As part of a benchmark series, we will look at many 2048 games out there to see how they compare, and highlight best practices swell as common pitfalls for this type of games.
Next up, City 2048.
First how to play screen teaches the basics of the game and appears quite soon when starting up of the game. It is mostly textual though, but legible, readable and brief.
The progressive and animated appearance of the game’s graphical elements help the player to identify these areas by attracting his attention and highlighting the structure of the interfaces.
The tutorial is split in different message boxes across the game. The first one teaches how to play, then informing the player about new and advanced features as he unlocks or needs them, or highlighting features the player did not notice / access yet.
For example, the level of the biggest buildings is highlighted when reaching a certain level, while the “undo” bonus is explained when unlocked.
As you can see, the message appears as the player is trying to perform an interaction. It disrupts the gameplay in this situation by interrupting the player’s task. In this session, it was not considered too intrusive or annoying by the player though.
Contextual interactions are suggested, acting as a reminder, for things the player might not have learnt from the tutorial and are only needed later in the game, such as the option to undo a move to play on by using a bonus.
It is a good way to reduce the information load in the tutorial and maintain a positive experience by providing the user with the information he needs when he needs it.
The interaction itself also requires less effort of the user, since it is oblique. Even in games where the tiles are horizontal and vertical, the players touch interactions tend to be oblique rather than straight up or to the side. Not only does it contribute to the nice look and feel of the game, it is also more consistent with the player’s natural movement and is more friendly to thumb-based gaming.
Also, when the player is fast, notice how the feedback doesn’t block the interactions. The previous score increase finishes to rise as the next one already appears. This contributes to make the game feel smooth and increases the feeling of reward from the score.
It also avoids frustration of the player who is sometimes forced to play more slowly than he’d like just because the animations aren’t finished.

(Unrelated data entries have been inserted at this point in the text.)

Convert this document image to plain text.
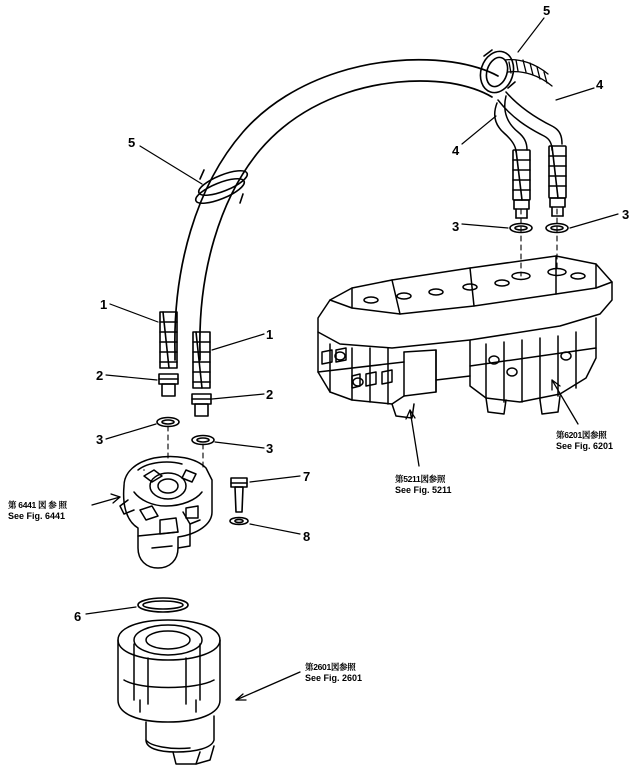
5
4
4
5
3
3
1
1
2
2
3
3
7
8
6
第 6441 図 参 照
See Fig. 6441
第5211図参照
See Fig. 5211
第6201図参照
See Fig. 6201
第2601図参照
See Fig. 2601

Slower interactions, with occasional pauses to make the right sequence to get a higher level building. Each action requires thought and is based on conscious decisions and planning.

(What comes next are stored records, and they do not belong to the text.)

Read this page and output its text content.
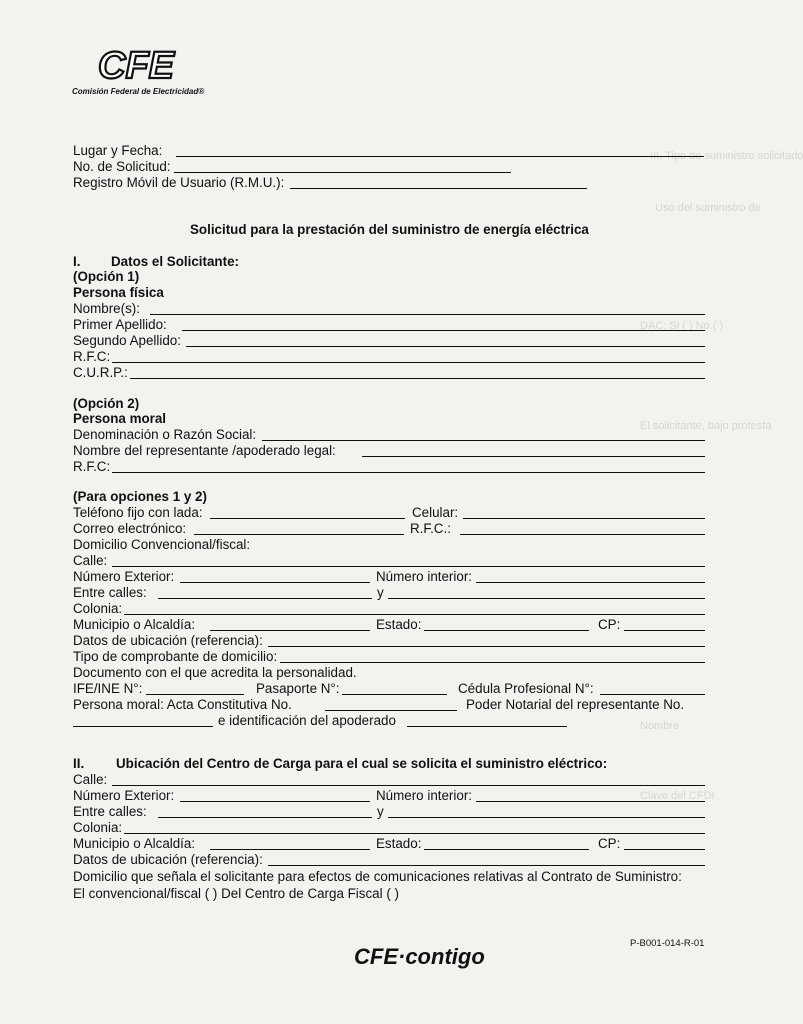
III. Tipo de suministro solicitado
Uso del suministro de
DAC; Si ( ) No ( )
El solicitante, bajo protesta
Nombre
Clave del CFDI
CFE
Comisión Federal de Electricidad®
Lugar y Fecha:
No. de Solicitud:
Registro Móvil de Usuario (R.M.U.):
Solicitud para la prestación del suministro de energía eléctrica
I. Datos el Solicitante:
(Opción 1)
Persona física
Nombre(s):
Primer Apellido:
Segundo Apellido:
R.F.C:
C.U.R.P.:
(Opción 2)
Persona moral
Denominación o Razón Social:
Nombre del representante /apoderado legal:
R.F.C:
(Para opciones 1 y 2)
Teléfono fijo con lada:	Celular:
Correo electrónico:	R.F.C.:
Domicilio Convencional/fiscal:
Calle:
Número Exterior:	Número interior:
Entre calles:	y
Colonia:
Municipio o Alcaldía:	Estado:	CP:
Datos de ubicación (referencia):
Tipo de comprobante de domicilio:
Documento con el que acredita la personalidad.
IFE/INE N°:	Pasaporte N°:	Cédula Profesional N°:
Persona moral: Acta Constitutiva No.	Poder Notarial del representante No.
e identificación del apoderado
II. Ubicación del Centro de Carga para el cual se solicita el suministro eléctrico:
Calle:
Número Exterior:	Número interior:
Entre calles:	y
Colonia:
Municipio o Alcaldía:	Estado:	CP:
Datos de ubicación (referencia):
Domicilio que señala el solicitante para efectos de comunicaciones relativas al Contrato de Suministro:
El convencional/fiscal ( ) Del Centro de Carga Fiscal ( )
P-B001-014-R-01
CFE·contigo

In city 2048, this behaviour is observed slightly more frequently than in other games.
This might be because the tiles are slightly more difficult to determine : the player needs a little more effort to distinguish the different types of buildings, and their order in levels, compared to simple numbers.
Players also display a more contemplative behaviour, enjoying the aesthetic pleasure of their construction, that feels alive, thanks to small details and animations like passing planes.
Unlike the other games reviewed before, city 2048 focuses its feedback on the score increase, by displaying the amount of points earned for an interaction in the game area, rather than next to the score.
The tiles merging and appearance animations are more classically based on size variations that are visible and help to notice the changes in the game state.
Menus & options
While the score and bonus / gameplay menus appears on top, this game has a different approach to screen layout : main menu items are directly visible at the bottom at the screen. They don’t intrude because most of the time, they will be hidden by the player’s hand, allowing him to focus anyway on the game’s content rather than the menu’s content. On the other hand, this might result in input errors, but I never saw it happen during a game session.
What did we learn from this game ?
- Making the different menus appear progressively allows the player to get an overview of the screen layout and where to find what kind of information by attracting his attention on the different areas and elements.
- Splitting tutorials to explain features progressively as they appear or become more important reduces the effort to get into the game and contribute to an extended positive experience. Beware though that it doesn’t disrupt the game flow too often, or at critical moments in the game. Here it works.
- Guiding the user when he is stuck and has an available bonus he didn’t use contributes to maintain a positive experience and contributes to learn how to use the game.
- Oblique interactions are more in-tune with the player’s typical interactions even on a non oblique grid, it feels more natural and comfortable.
- In city 2048, the player can interact with the game even if the animations from his previous actions are not complete. This makes the game flow more smooth and seamless. The interactions feel natural and rewarding.
- Displaying the score increase above the tiles makes them more visible, and allows the player to understand the value of each one of his interactions and movements, allowing him to define a more long term strategy to make moves that give more points. It takes attention away from the total score that is more attractive in other games.
- Menus placed at the bottom of the screen are directly visible without drawing too much attention from the game, compared to a menu on top, or menu items hidden behind a button. The menu should have error prevention implemented though, and can be overlooked if not properly introduced since it will likely be hidden by the player’s hand often.